ATHENS (Reuters) - Greece’s parliament on Saturday approved legislation outlining the process of recapitalising the country’s banks, coinciding with an ECB health check that showed its four biggest lenders need to plug a capital shortfall of 14.4 billion euros (10 billion pounds).
Parliament approved the bill by a majority.
The bill states that bank rescue fund HFSF will have full voting rights on any shares it acquires from banks in exchange for providing state aid.
Under the bill the bank rescue fund will have a more active role, assessing bank managements.
The exact mix of shares and contingent convertible bonds the HFSF will buy from banks in exchange for any fresh funds it will provide will be decided by the cabinet.

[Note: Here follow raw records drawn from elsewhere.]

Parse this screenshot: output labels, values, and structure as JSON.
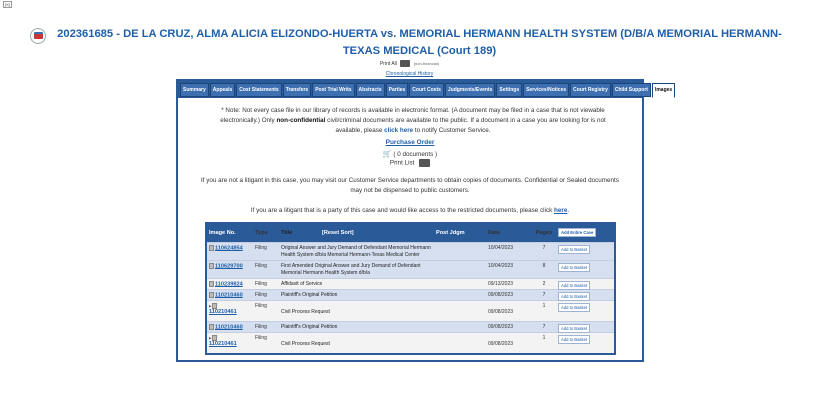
{
  "close_label": "[X]",
  "header": {
    "title": "202361685 - DE LA CRUZ, ALMA ALICIA ELIZONDO-HUERTA vs. MEMORIAL HERMANN HEALTH SYSTEM (D/B/A MEMORIAL HERMANN-TEXAS MEDICAL (Court 189)",
    "print_all": "Print All",
    "print_all_note": "(non-financial)",
    "chronological_history": "Chronological History"
  },
  "tabs": [
    {
      "label": "Summary"
    },
    {
      "label": "Appeals"
    },
    {
      "label": "Cost Statements"
    },
    {
      "label": "Transfers"
    },
    {
      "label": "Post Trial Writs"
    },
    {
      "label": "Abstracts"
    },
    {
      "label": "Parties"
    },
    {
      "label": "Court Costs"
    },
    {
      "label": "Judgments/Events"
    },
    {
      "label": "Settings"
    },
    {
      "label": "Services/Notices"
    },
    {
      "label": "Court Registry"
    },
    {
      "label": "Child Support"
    },
    {
      "label": "Images"
    }
  ],
  "active_tab": "Images",
  "note": {
    "part1": "* Note: Not every case file in our library of records is available in electronic format. (A document may be filed in a case that is not viewable electronically.) Only ",
    "bold": "non-confidential",
    "part2": " civil/criminal documents are available to the public. If a document in a case you are looking for is not available, please ",
    "link": "click here",
    "part3": " to notify Customer Service."
  },
  "purchase_order": "Purchase Order",
  "documents_count": "( 0 documents )",
  "print_list": "Print List",
  "not_litigant": "If you are not a litigant in this case, you may visit our Customer Service departments to obtain copies of documents. Confidential or Sealed documents may not be dispensed to public customers.",
  "litigant": {
    "text": "If you are a litigant that is a party of this case and would like access to the restricted documents, please click ",
    "link": "here",
    "end": "."
  },
  "grid": {
    "headers": {
      "image_no": "Image No.",
      "type": "Type",
      "title": "Title",
      "reset_sort": "[Reset Sort]",
      "post_jdgm": "Post Jdgm",
      "date": "Date",
      "pages": "Pages",
      "add_entire_case": "Add Entire Case"
    },
    "rows": [
      {
        "image": "110624854",
        "type": "Filing",
        "title": "Original Answer and Jury Demand of Defendant Memorial Hermann Health System d/b/a Memorial Hermann-Texas Medical Center",
        "date": "10/04/2023",
        "pages": "7",
        "action": "Add to Basket"
      },
      {
        "image": "110629700",
        "type": "Filing",
        "title": "First Amended Original Answer and Jury Demand of Defendant Memorial Hermann Health System d/b/a",
        "date": "10/04/2023",
        "pages": "8",
        "action": "Add to Basket"
      },
      {
        "image": "110239824",
        "type": "Filing",
        "title": "Affidavit of Service",
        "date": "09/13/2023",
        "pages": "2",
        "action": "Add to Basket"
      },
      {
        "image": "110210460",
        "type": "Filing",
        "title": "Plaintiff's Original Petition",
        "date": "09/08/2023",
        "pages": "7",
        "action": "Add to Basket"
      },
      {
        "image": "110210461",
        "type": "Filing",
        "title": "Civil Process Request",
        "date": "09/08/2023",
        "pages": "1",
        "action": "Add to Basket"
      },
      {
        "image": "110210460",
        "type": "Filing",
        "title": "Plaintiff's Original Petition",
        "date": "09/08/2023",
        "pages": "7",
        "action": "Add to Basket"
      },
      {
        "image": "110210461",
        "type": "Filing",
        "title": "Civil Process Request",
        "date": "09/08/2023",
        "pages": "1",
        "action": "Add to Basket"
      }
    ]
  },
  "colors": {
    "accent": "#2a5a98",
    "link": "#1f5fa8",
    "row_alt": "#d5dff0"
  }
}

The capital hole has emerged chiefly due to the rising number of Greeks unable or unwilling to repay their debt, after a dispute over reforms between the leftist government and international lenders almost saw Greece leave the euro.
In checks on the financial strength of the country’s four main banks - National Bank of Greece, Piraeus, Alpha Bank and Eurobank - the ECB determined that even if the economy performs as forecast, the banks would need almost 4.4 billion euros ($4.8 billion) and more than 14 billion if it performs worse than expected, in a so-called ‘adverse scenario’.
International lenders have set aside up to 25 billion euros for the recapitalisation of banks under terms of Greece’s third international bailout, worth up to 86 billion euros.